Como en aquella, la reflexión abstracta toma cuerpo en una relación de pareja, que en este caso es doble: la misma historia se narra dos veces (con distintos protagonistas), como en una suerte de variación musical.
La primera parte se titula Naturaleza (término con el que, hasta comienzos de la Edad Moderna se denominaba a lo que ahora tendemos a llamar «realidad”), y la segunda Metáfora: la única explicación que se me ocurre para estas denominaciones habría que buscarla en el significado original griego de metáfora: desplazamiento.
¿Cómo encaja en este esquema la técnica de grabación en 3D? Hay que recordar que, al igual que la tridimensionalidad de la imagen se obtiene mediante la grabación con dos cámaras (con un ligero desplazamiento), en el interior de la pareja coexisten las visiones próximas, pero diferentes, de cada uno de los amantes. Podemos pensar que si la pareja logra superar, idealmente, esa diferencia y alcanzar la unidad, las visiones desplazadas se unen para formar una tercera visión.
El planteamiento de la película es que esa visión ideal sería, en último término, comparable a la de un perro (o también a la de un niño; aunque la experiencia de tener un niño es aún más complicada, como afirma la mujer de la segunda parte): una percepción continua, no filtrada por un cerebro que tiende a separar la unidad de las cosas mediante conceptos, último refugio del ego. A esta última modalidad de pensamiento se refiere Valéry en su aforismo que cita Godard: “Nadie podría pensar libremente si sus ojos no pudiesen abandonar el cortejo de otros ojos. Cuando las miradas se engarzan ya no somos plenamente dos. Tenemos dificultad para permanecer solos”.
Como es habitual en Godard, la historia íntima aparece enmarcada por la social: en la primera parte del prólogo un filósofo advierte a sus alumnos sobre la continuidad del Estado totalitario, pese a la derrota bélica de Hitler y la ideológica de la URSS (debida a la pluma de Solzhenitsyn), en las burocracias modernas: nuestra guerra es la de la sociedad contra el Estado (según el título del libro de Pierre Clastres que cita Godard en su esquema explicativo). La herramienta de dominio del Estado es la televisión, inventada en la URSS en 1933. Por eso los amantes, aprendices de filósofos, no ven televisión, sino cine: historias de otros amantes rodadas por Hawks, Barnet, Mamoulian, Lang o Melville. Hacia el final, el perro se enfrenta a la niebla de una pantalla vacía, tras las sillas vacantes de los humanos.

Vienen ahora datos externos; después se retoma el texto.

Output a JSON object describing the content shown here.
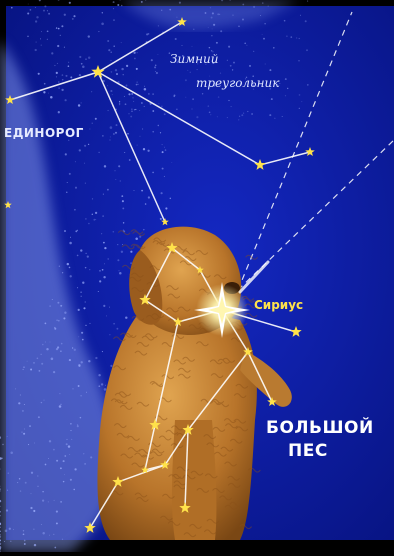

El epílogo muestra una reconstrucción, en estilo camp, de la escritura de Frankenstein por Mary Shelley. Cuando Percy B. Shelley se vuelve hacia la cámara y dice: «Todos hablan de revolución… Pero también está la posibilidad de la tiranía… Soldados alemanes, campamentos, confusión… Tumultos… azares… indignación… desilusión…«, es imposible pensar que no está hablando de nuestro presente.

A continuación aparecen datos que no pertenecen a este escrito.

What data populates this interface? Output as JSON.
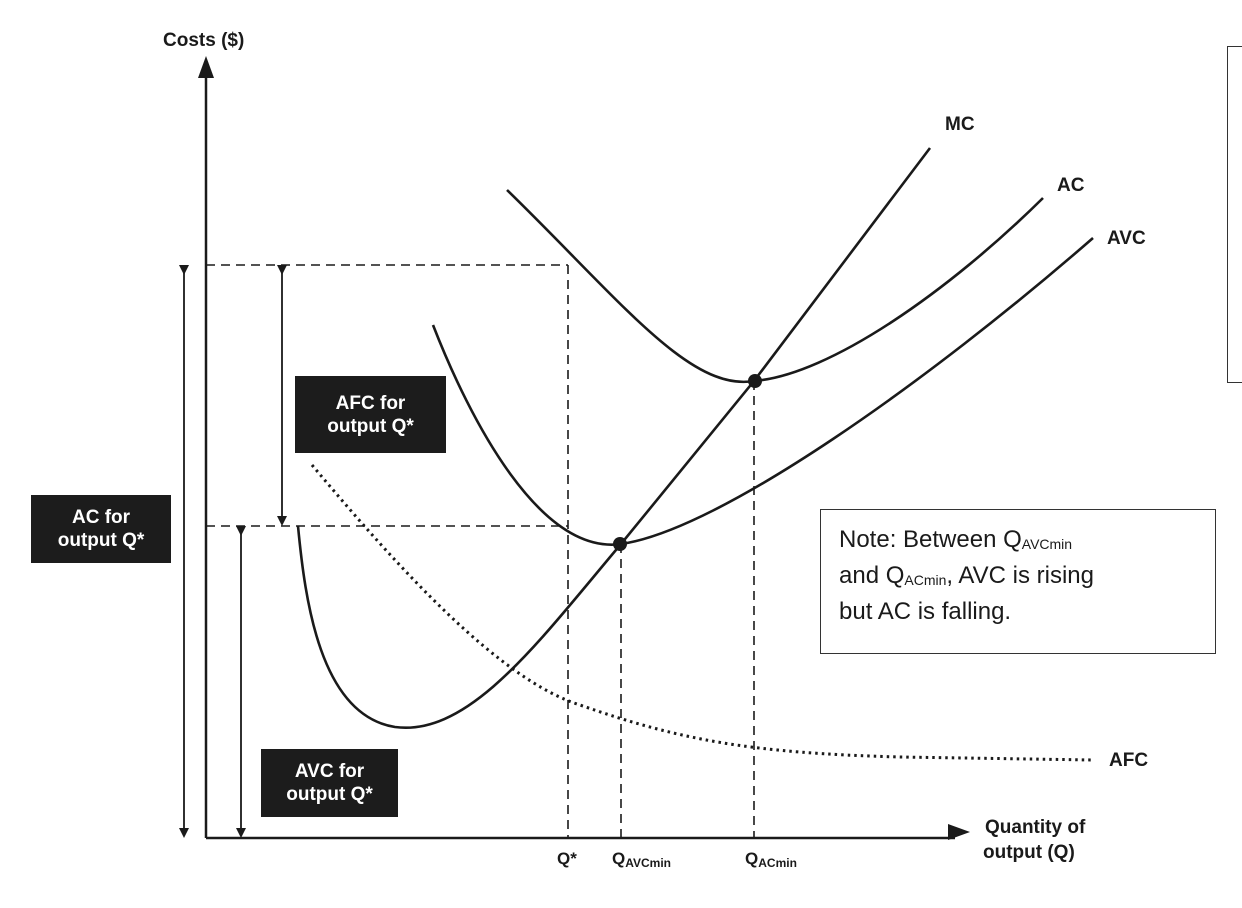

La progresión narrativa de la historia de la doble pareja está adelgazada hasta su esqueleto teórico (encuentro, pasión sexual, ruptura y reconciliación, según el esquema que, como recordó Paulino Viota, elaboró el propio Godard en Elogio del amor), sin mostrar sus resortes ni explicar sus causas: como en el campo de exterminio, según la cita de un oficial nazi que recoge la película, tampoco hay en ella lugar para los porqués. Pero no por ello el cine de Godard es totalitario (como quizá piensen sus detractores que sólo admiten la posibilidad del cine-novela). Adiós al lenguaje se nos presenta como un enigma, pero no uno que pueda resolverse de forma unívoca, a la manera de una fórmula o de un truco intelectual. La última palabra no la tiene aquí el autor: la película termina con gritos inarticulados de un niño y ladridos de un perro.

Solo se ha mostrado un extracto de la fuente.